Expanding Ethernet
Connecting state and local government leaders
An extension to the Ethernet protocol that takes the networking load off of CPUs.
When IBM Corp. designed Lawrence Livermore Laboratory's BlueGene/L supercomputer system, it packed two processors into each of the 65,536 nodes. While one central processing unit does the actual application computing, the second processor is dedicated almost purely to communications, explained IBM engineer Thomas Gooding during a presentation at November's SC06 supercomputing conference. Although BG/L handles a particularly large amount of network traffic, the design illustrates a growing concern among all data center managers: namely, that network traffic is taking up more of their servers' processor resources.
Such resource-hogging is not only a supercomputing problem, either, noted Rick Maule, CEO of NetEffect Inc. of Austin, Texas. A Gigabit Ethernet card may draw about 8 percent of host processor cycles, in order to execute such duties as segmenting data into outgoing packets and reassembling data from incoming packets.
But a 10-Gigabit Ethernet card doing those same tasks can take up all the resources, simply because there are a lot more packets to process. Obviously, this approach won't scale. 'You can't have network overhead taking 100 percent of the CPU, because the application must run on something,' Maule said.

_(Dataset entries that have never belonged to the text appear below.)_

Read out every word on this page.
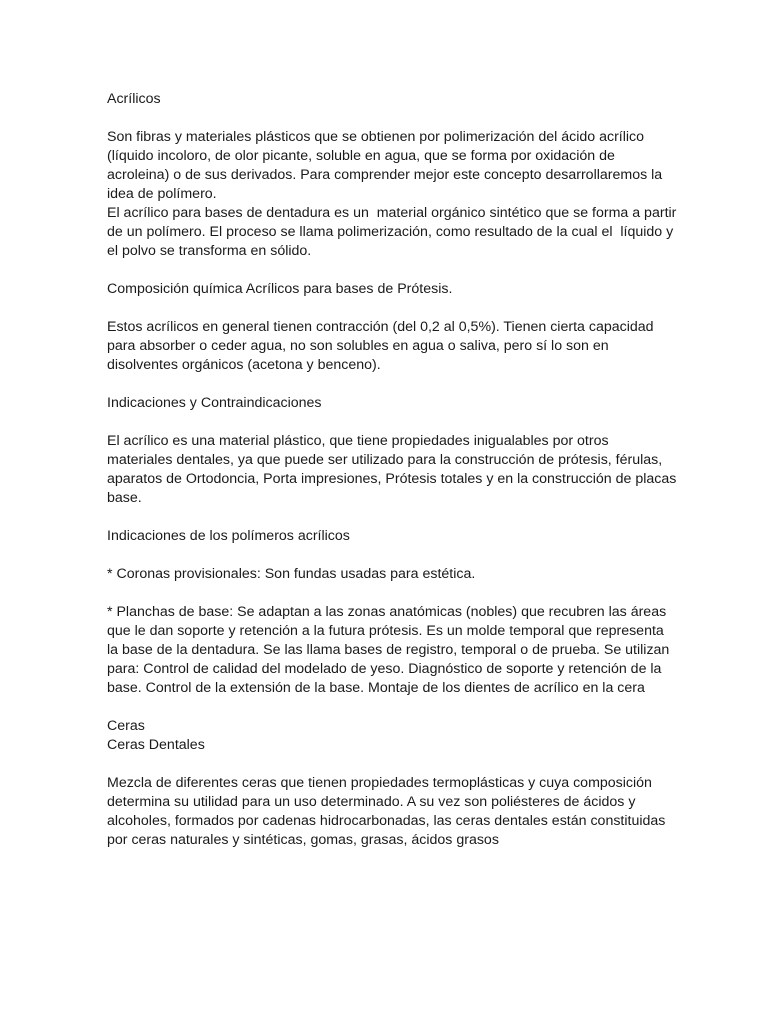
Acrílicos
Son fibras y materiales plásticos que se obtienen por polimerización del ácido acrílico
(líquido incoloro, de olor picante, soluble en agua, que se forma por oxidación de
acroleina) o de sus derivados. Para comprender mejor este concepto desarrollaremos la
idea de polímero.
El acrílico para bases de dentadura es un  material orgánico sintético que se forma a partir
de un polímero. El proceso se llama polimerización, como resultado de la cual el  líquido y
el polvo se transforma en sólido.
Composición química Acrílicos para bases de Prótesis.
Estos acrílicos en general tienen contracción (del 0,2 al 0,5%). Tienen cierta capacidad
para absorber o ceder agua, no son solubles en agua o saliva, pero sí lo son en
disolventes orgánicos (acetona y benceno).
Indicaciones y Contraindicaciones
El acrílico es una material plástico, que tiene propiedades inigualables por otros
materiales dentales, ya que puede ser utilizado para la construcción de prótesis, férulas,
aparatos de Ortodoncia, Porta impresiones, Prótesis totales y en la construcción de placas
base.
Indicaciones de los polímeros acrílicos
* Coronas provisionales: Son fundas usadas para estética.
* Planchas de base: Se adaptan a las zonas anatómicas (nobles) que recubren las áreas
que le dan soporte y retención a la futura prótesis. Es un molde temporal que representa
la base de la dentadura. Se las llama bases de registro, temporal o de prueba. Se utilizan
para: Control de calidad del modelado de yeso. Diagnóstico de soporte y retención de la
base. Control de la extensión de la base. Montaje de los dientes de acrílico en la cera
Ceras
Ceras Dentales
Mezcla de diferentes ceras que tienen propiedades termoplásticas y cuya composición
determina su utilidad para un uso determinado. A su vez son poliésteres de ácidos y
alcoholes, formados por cadenas hidrocarbonadas, las ceras dentales están constituidas
por ceras naturales y sintéticas, gomas, grasas, ácidos grasos
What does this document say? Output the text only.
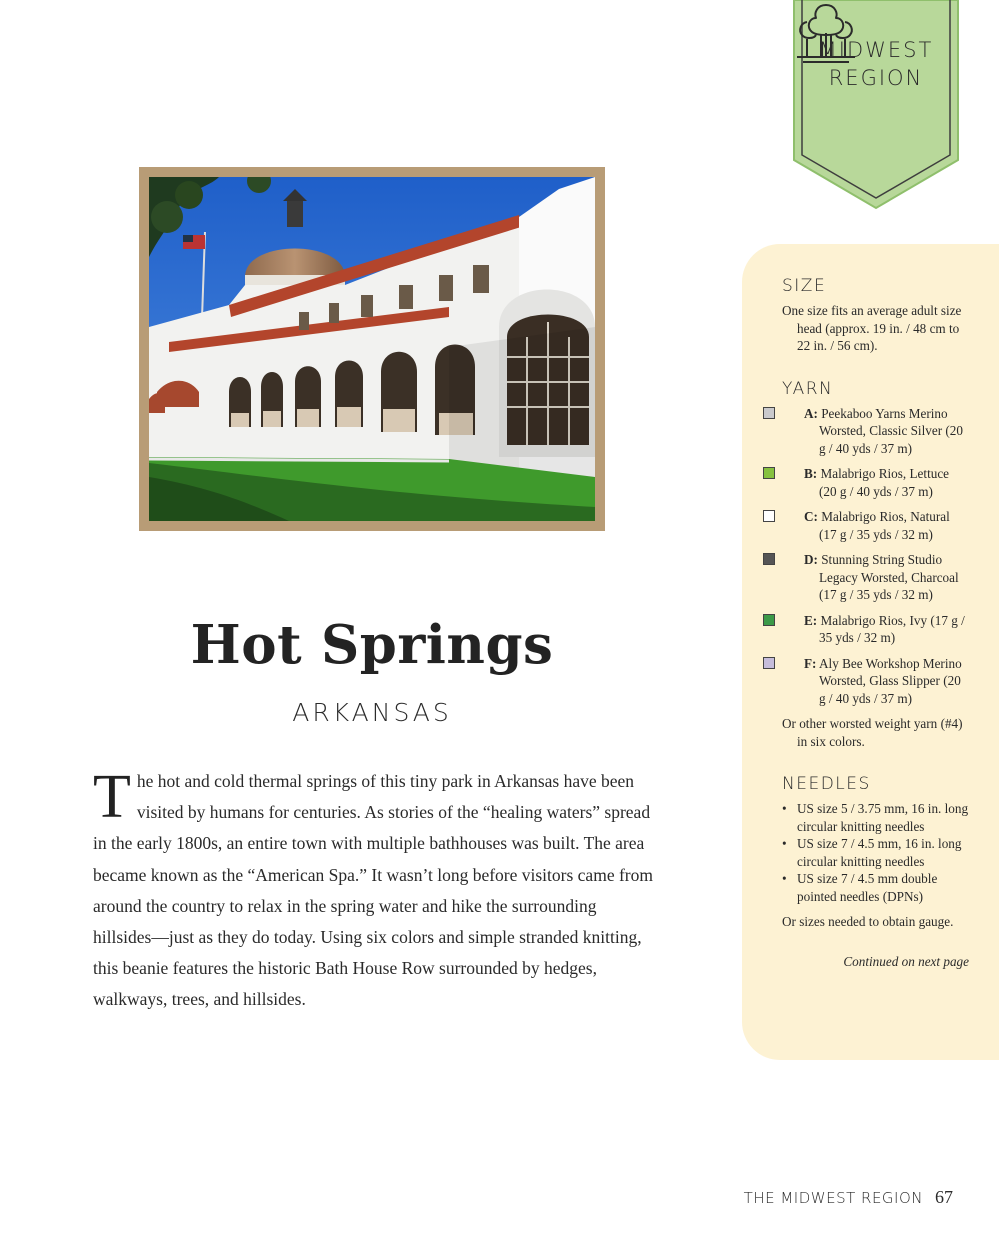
MIDWEST
REGION
Hot Springs
ARKANSAS

The hot and cold thermal springs of this tiny park in Arkansas have been visited by humans for centuries. As stories of the “healing waters” spread in the early 1800s, an entire town with multiple bathhouses was built. The area became known as the “American Spa.” It wasn’t long before visitors came from around the country to relax in the spring water and hike the surrounding hillsides—just as they do today. Using six colors and simple stranded knitting, this beanie features the historic Bath House Row surrounded by hedges, walkways, trees, and hillsides.

SIZE

One size fits an average adult size head (approx. 19 in. / 48 cm to 22 in. / 56 cm).

YARN
A: Peekaboo Yarns Merino Worsted, Classic Silver (20 g / 40 yds / 37 m)
B: Malabrigo Rios, Lettuce (20 g / 40 yds / 37 m)
C: Malabrigo Rios, Natural (17 g / 35 yds / 32 m)
D: Stunning String Studio Legacy Worsted, Charcoal (17 g / 35 yds / 32 m)
E: Malabrigo Rios, Ivy (17 g / 35 yds / 32 m)
F: Aly Bee Workshop Merino Worsted, Glass Slipper (20 g / 40 yds / 37 m)

Or other worsted weight yarn (#4) in six colors.

NEEDLES
• US size 5 / 3.75 mm, 16 in. long circular knitting needles
• US size 7 / 4.5 mm, 16 in. long circular knitting needles
• US size 7 / 4.5 mm double pointed needles (DPNs)

Or sizes needed to obtain gauge.

Continued on next page
THE MIDWEST REGION 67
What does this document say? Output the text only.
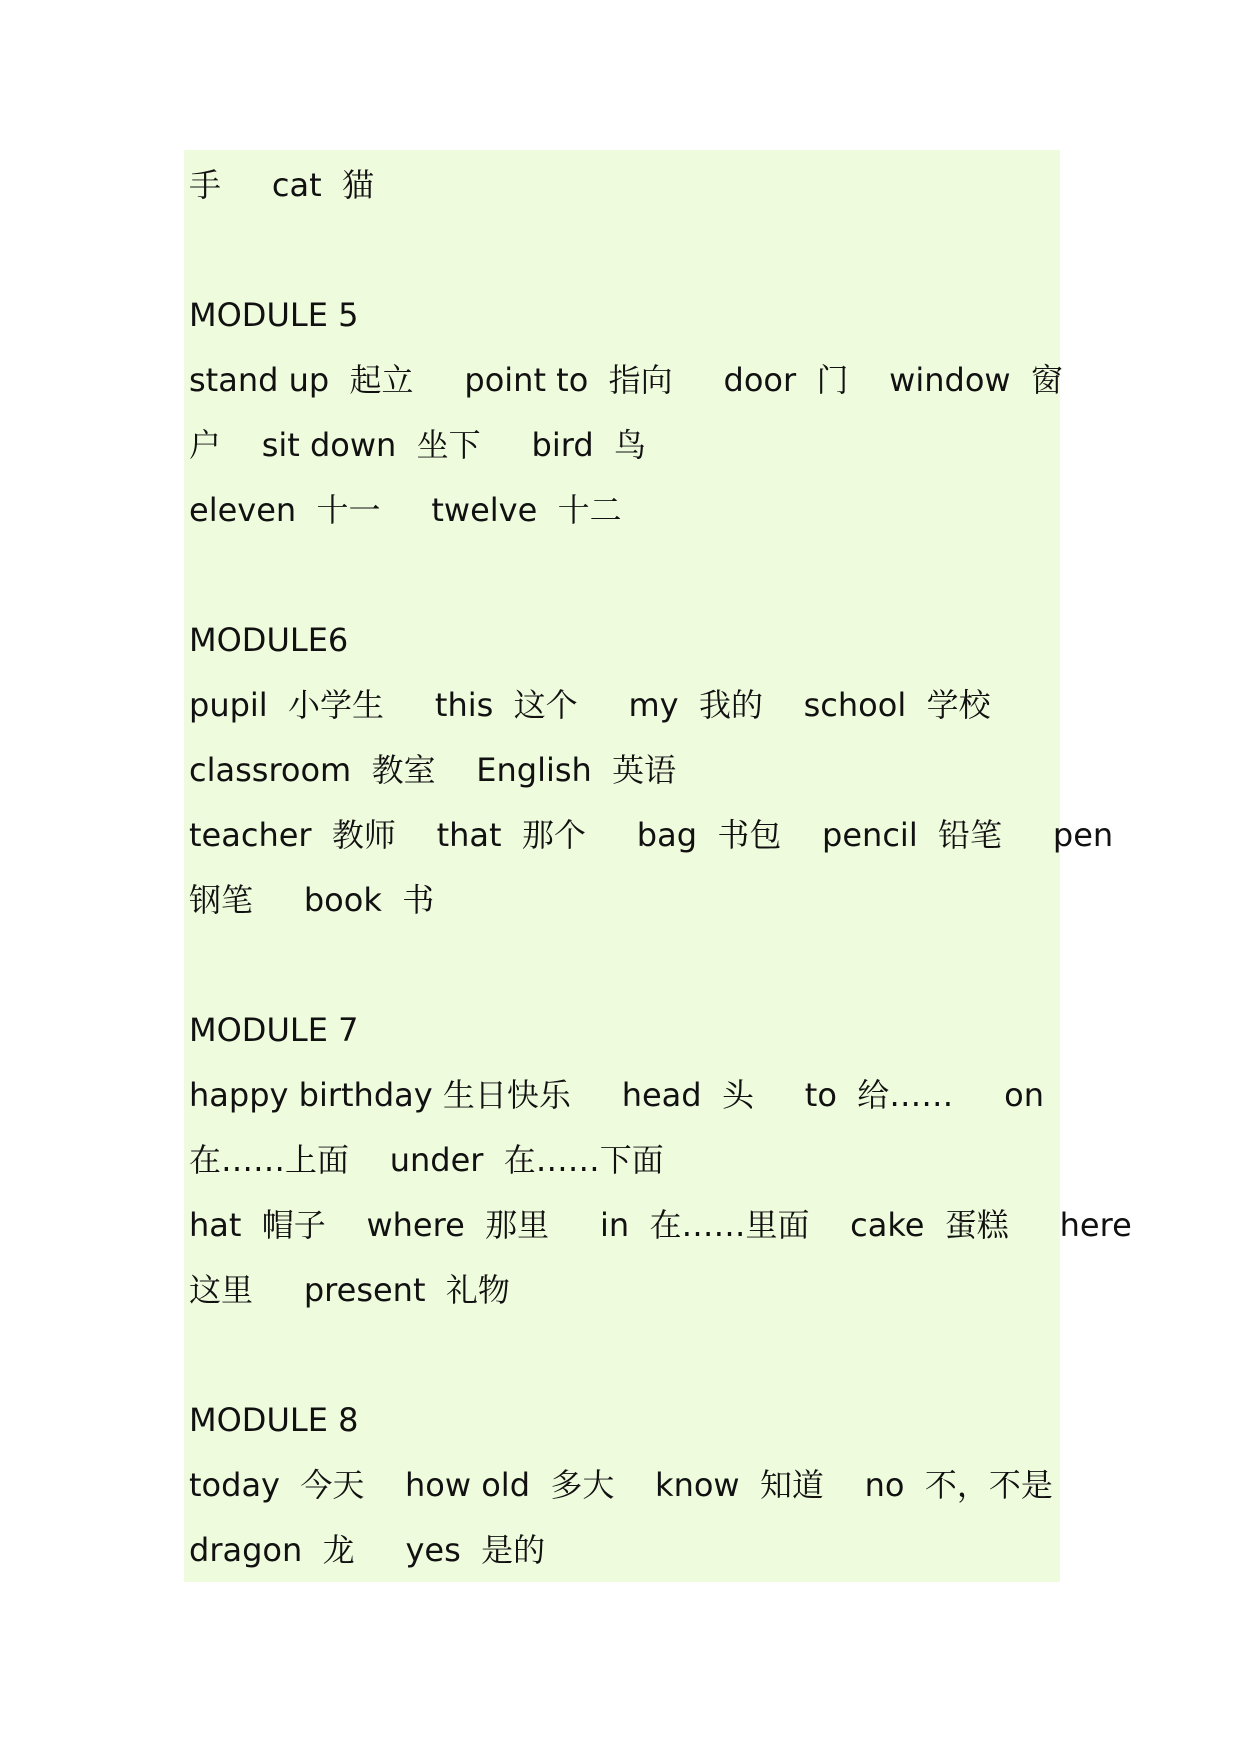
手     cat  猫

MODULE 5

stand up  起立     point to  指向     door  门    window  窗

户    sit down  坐下     bird  鸟

eleven  十一     twelve  十二

MODULE6

pupil  小学生     this  这个     my  我的    school  学校

classroom  教室    English  英语

teacher  教师    that  那个     bag  书包    pencil  铅笔     pen

钢笔     book  书

MODULE 7

happy birthday 生日快乐     head  头     to  给……     on

在……上面    under  在……下面

hat  帽子    where  那里     in  在……里面    cake  蛋糕     here

这里     present  礼物

MODULE 8

today  今天    how old  多大    know  知道    no  不，不是

dragon  龙     yes  是的
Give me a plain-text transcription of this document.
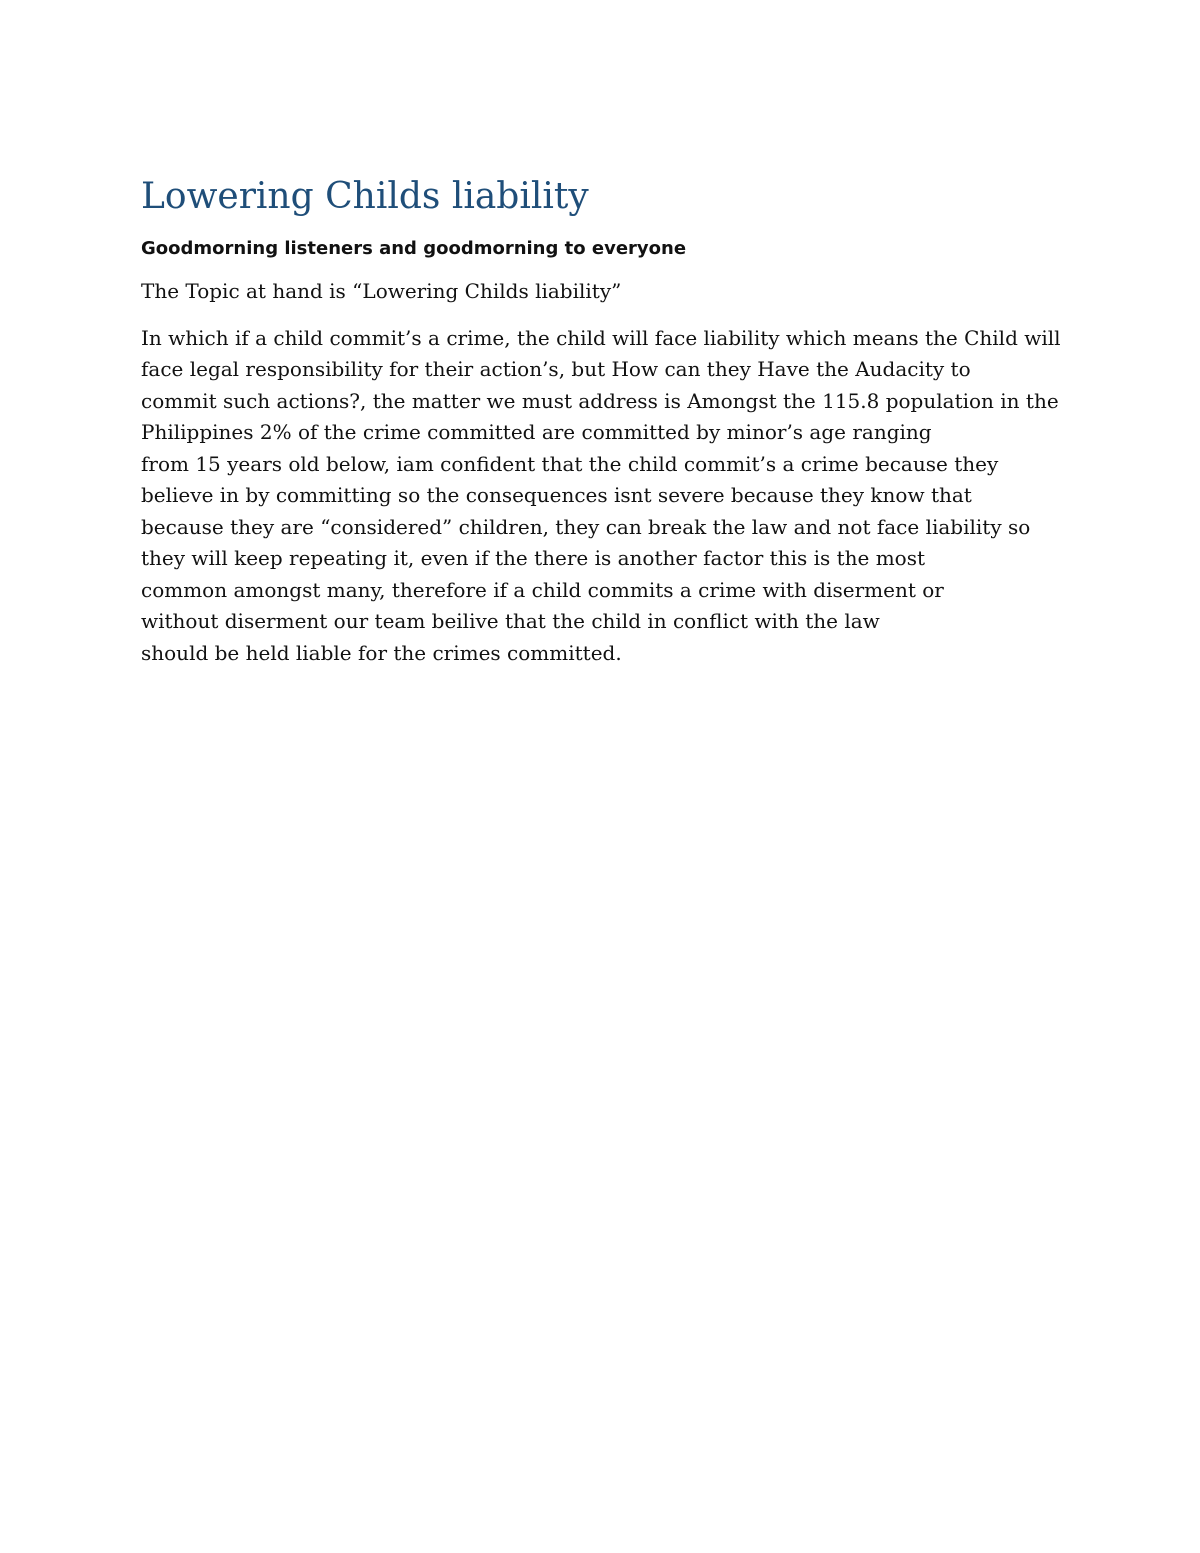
Lowering Childs liability

Goodmorning listeners and goodmorning to everyone

The Topic at hand is “Lowering Childs liability”

In which if a child commit’s a crime, the child will face liability which means the Child will
face legal responsibility for their action’s, but How can they Have the Audacity to
commit such actions?, the matter we must address is Amongst the 115.8 population in the
Philippines 2% of the crime committed are committed by minor’s age ranging
from 15 years old below, iam confident that the child commit’s a crime because they
believe in by committing so the consequences isnt severe because they know that
because they are “considered” children, they can break the law and not face liability so
they will keep repeating it, even if the there is another factor this is the most
common amongst many, therefore if a child commits a crime with diserment or
without diserment our team beilive that the child in conflict with the law
should be held liable for the crimes committed.
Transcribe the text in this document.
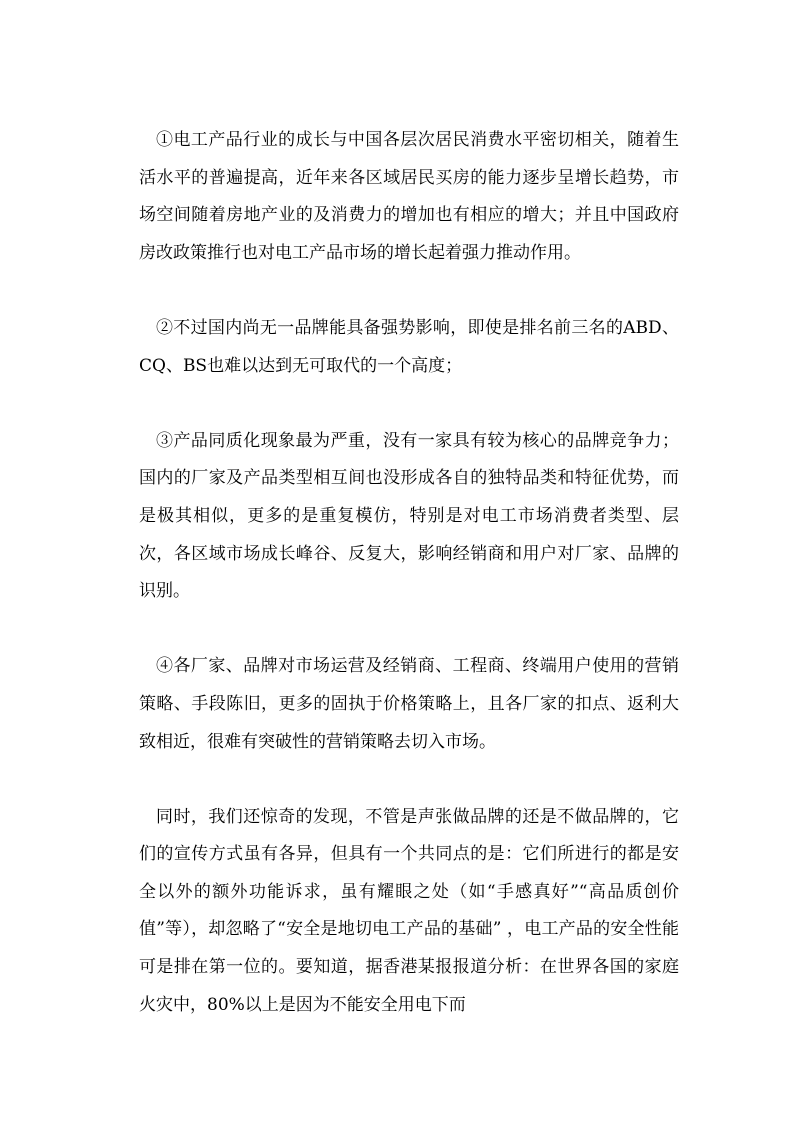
①电工产品行业的成长与中国各层次居民消费水平密切相关，随着生活水平的普遍提高，近年来各区域居民买房的能力逐步呈增长趋势，市场空间随着房地产业的及消费力的增加也有相应的增大；并且中国政府房改政策推行也对电工产品市场的增长起着强力推动作用。

②不过国内尚无一品牌能具备强势影响，即使是排名前三名的ABD、CQ、BS也难以达到无可取代的一个高度；

③产品同质化现象最为严重，没有一家具有较为核心的品牌竞争力；国内的厂家及产品类型相互间也没形成各自的独特品类和特征优势，而是极其相似，更多的是重复模仿，特别是对电工市场消费者类型、层次，各区域市场成长峰谷、反复大，影响经销商和用户对厂家、品牌的识别。

④各厂家、品牌对市场运营及经销商、工程商、终端用户使用的营销策略、手段陈旧，更多的固执于价格策略上，且各厂家的扣点、返利大致相近，很难有突破性的营销策略去切入市场。

同时，我们还惊奇的发现，不管是声张做品牌的还是不做品牌的，它们的宣传方式虽有各异，但具有一个共同点的是：它们所进行的都是安全以外的额外功能诉求，虽有耀眼之处（如“手感真好”“高品质创价值”等），却忽略了“安全是地切电工产品的基础” ，电工产品的安全性能可是排在第一位的。要知道，据香港某报报道分析：在世界各国的家庭火灾中，80%以上是因为不能安全用电下而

To address this concern, a consortium of networking-equipment vendors'such as Hewlett-Packard Co., IBM and Intel Corp.-developed an extension to the Ethernet protocol, called iWarp, designed specifically to remove the load from the CPU. At the SC06 show, NetEffect demonstrated the first adapter with a full implementation of iWarp, the NE010. The NE010 virtually eliminates network load on the CPU, according to Maule. It also reduces latency (the time it takes a card to respond to a request from the network) to under 10 microseconds'about a quarter of the best Ethernet response time today.
iWarp moves the load off the CPU in a variety of ways. An additional chip on the network card itself handles some of the tasks, and an iWarp protocol allows the user application to issue commands directly to the adapter, bypassing the OS stack. Another technique, called Remote Direct Memory Access, embeds information within each packet that allows the data to be placed by the adapter directly into the memory used by the application, thereby eliminating a trip through the OS's own memory.